A resident of the men’s wing of Sabarmati Hostel said the attackers asked him if belonged to any Left group. “At around 6:30 pm, around 20 masked people entered the hostel. They were carrying sticks, iron rods and some liquid in glass bottles. I live on the second floor and could see what was happening… I waited in my room and they pushed me and asked me if I belong to any Left party. I said I’m not, even though I am. They looked around my room for a while and then left,” he said.
He spoke to The Indian Express around 10:30 pm and said no security guard or police personnel had come to the hostel till then.
JNUSU president Ghosh was injured near Sabarmati Hostel and taken to AIIMS. Nikhil Matthew, who was with Ghosh and her sister at the time, said they “begged” the mob not to hit them. With blood flowing down her head, Ghosh said, “I am not in a condition to talk.” Doctors said she had lacerations on her forehead.
In a statement, the JNUSU blamed “ABVP goons, mostly from outside campus” for the violence. “The Bajrang Dal and members of other such outfits outside the main gate are asking for students to be shot. Why is police not ensuring that JNU remains a safe space for all students?” it said.
HRD Minister Ramesh Pokhriyal called the incident “unfortunate” and urged students to maintain peace and protect the dignity of the university. His ministry tweeted, “a group of masked people entered the JNU campus today, threw stones, damaged property and attacked students. This is very unfortunate and highly condemnable, such acts of violence and anarchy will not be tolerated.”
Higher Education Secretary Amit Khare told The Indian Express the violence was a “serious matter” and the HRD Ministry had sought a report from the Registrar.
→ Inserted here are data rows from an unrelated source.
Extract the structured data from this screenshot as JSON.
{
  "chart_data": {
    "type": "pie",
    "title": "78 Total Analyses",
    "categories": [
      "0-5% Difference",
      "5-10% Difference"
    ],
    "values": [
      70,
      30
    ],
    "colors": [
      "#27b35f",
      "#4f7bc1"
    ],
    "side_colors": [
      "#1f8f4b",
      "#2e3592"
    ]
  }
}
Khare, who was in Bhopal Sunday, came back to Delhi late night.
Khare’s predecessor R Subrahmanyam, who was transferred out last month amidst the protest by JNU students against the hostel fee hike, was the first from the government to condemn the violence. Subrahmanyam, who is also an alumnus of the university, wrote on Twitter, “#JNUViolence completely unacceptable and shameful… demand immediate action against the hooligans.”
Subrahmanyam was one of the main drivers of the dialogue with JNU students over the hike. His transfer order of December 13 came less than two hours before the officers-elect of the JNUSU were scheduled to meet him for a third round of talks.
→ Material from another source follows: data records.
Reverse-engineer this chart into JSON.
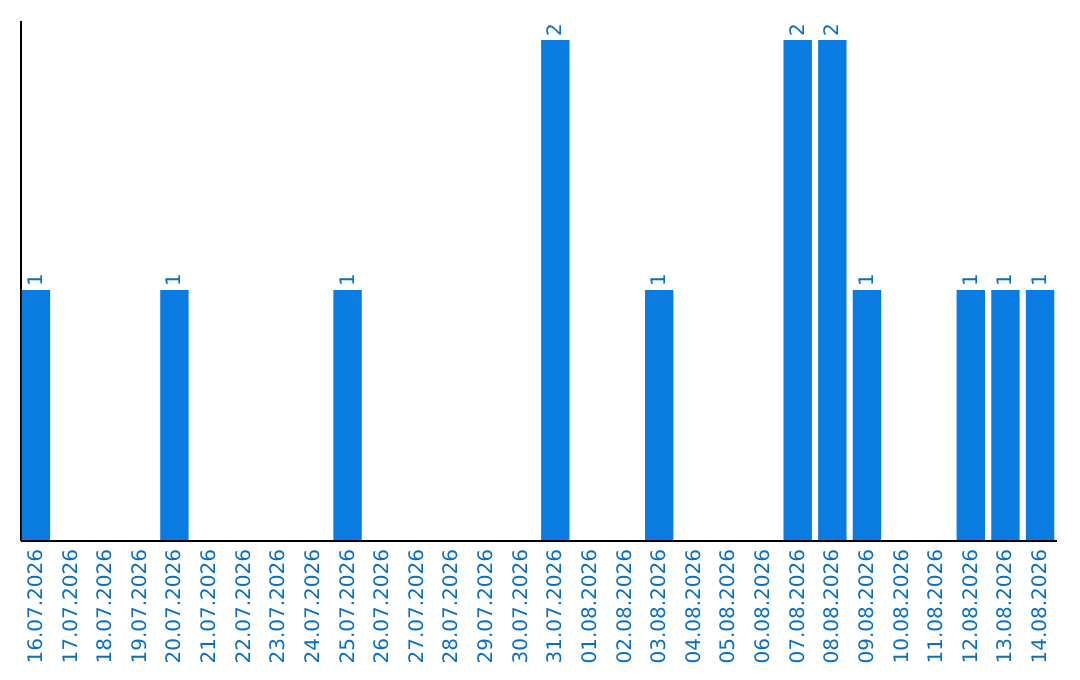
{
  "chart_data": {
    "type": "bar",
    "categories": [
      "16.07.2026",
      "17.07.2026",
      "18.07.2026",
      "19.07.2026",
      "20.07.2026",
      "21.07.2026",
      "22.07.2026",
      "23.07.2026",
      "24.07.2026",
      "25.07.2026",
      "26.07.2026",
      "27.07.2026",
      "28.07.2026",
      "29.07.2026",
      "30.07.2026",
      "31.07.2026",
      "01.08.2026",
      "02.08.2026",
      "03.08.2026",
      "04.08.2026",
      "05.08.2026",
      "06.08.2026",
      "07.08.2026",
      "08.08.2026",
      "09.08.2026",
      "10.08.2026",
      "11.08.2026",
      "12.08.2026",
      "13.08.2026",
      "14.08.2026"
    ],
    "values": [
      1,
      0,
      0,
      0,
      1,
      0,
      0,
      0,
      0,
      1,
      0,
      0,
      0,
      0,
      0,
      2,
      0,
      0,
      1,
      0,
      0,
      0,
      2,
      2,
      1,
      0,
      0,
      1,
      1,
      1
    ],
    "value_labels": [
      "1",
      null,
      null,
      null,
      "1",
      null,
      null,
      null,
      null,
      "1",
      null,
      null,
      null,
      null,
      null,
      "2",
      null,
      null,
      "1",
      null,
      null,
      null,
      "2",
      "2",
      "1",
      null,
      null,
      "1",
      "1",
      "1"
    ],
    "color": "#0a7be0",
    "ylim": [
      0,
      2.08
    ],
    "tick_labels": "x",
    "grid": false
  }
}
Soon after Subrahmanyam, External Affairs Minister S Jaishankar and Finance Minister Nirmala Sitharaman tweeted. “Condemn the violence unequivocally. This is completely against the tradition and culture of the university,” Jaishankar said on Twitter. Sitharaman said, “Horrifying images from JNU — the place I know & remember was one for fierce debates & opinions but never violence… This govt, regardless of what has been said the past few weeks, wants universities to be safe spaces for all students.”
NITI Aayog CEO Amitabh Kant also tweeted, saying, “#JNU has always been a centre of lively & vibrant debate, discussion & co-existence of different viewpoints. What has happened today is extremely sad & tragic.”
In a reaction late Sunday night, K Vijayraghavan, Principal Scientific Advisor to the government, said, “Campuses are places for learning, discussion, collegial debate amongst diverse opinions, and research. There is no place at all for violence. What has happened in JNU today is unhesitatingly and unequivocally condemned.”
Denying charges of not acting adequately, police said that initially, around 20-30 of its personnel were on the campus due to the planned march, and on receiving information of the violence around 5 pm, it deployed 20 personnel from every police station in the South-West and South districts. At around 8 pm, 50 more personnel were called.
JCP (New Delhi) Anand Mohan said, “We were informed that there was a clash between two groups of students. The JNU Administration approached us and then we entered the campus to control the law and order. The situation is now under control.”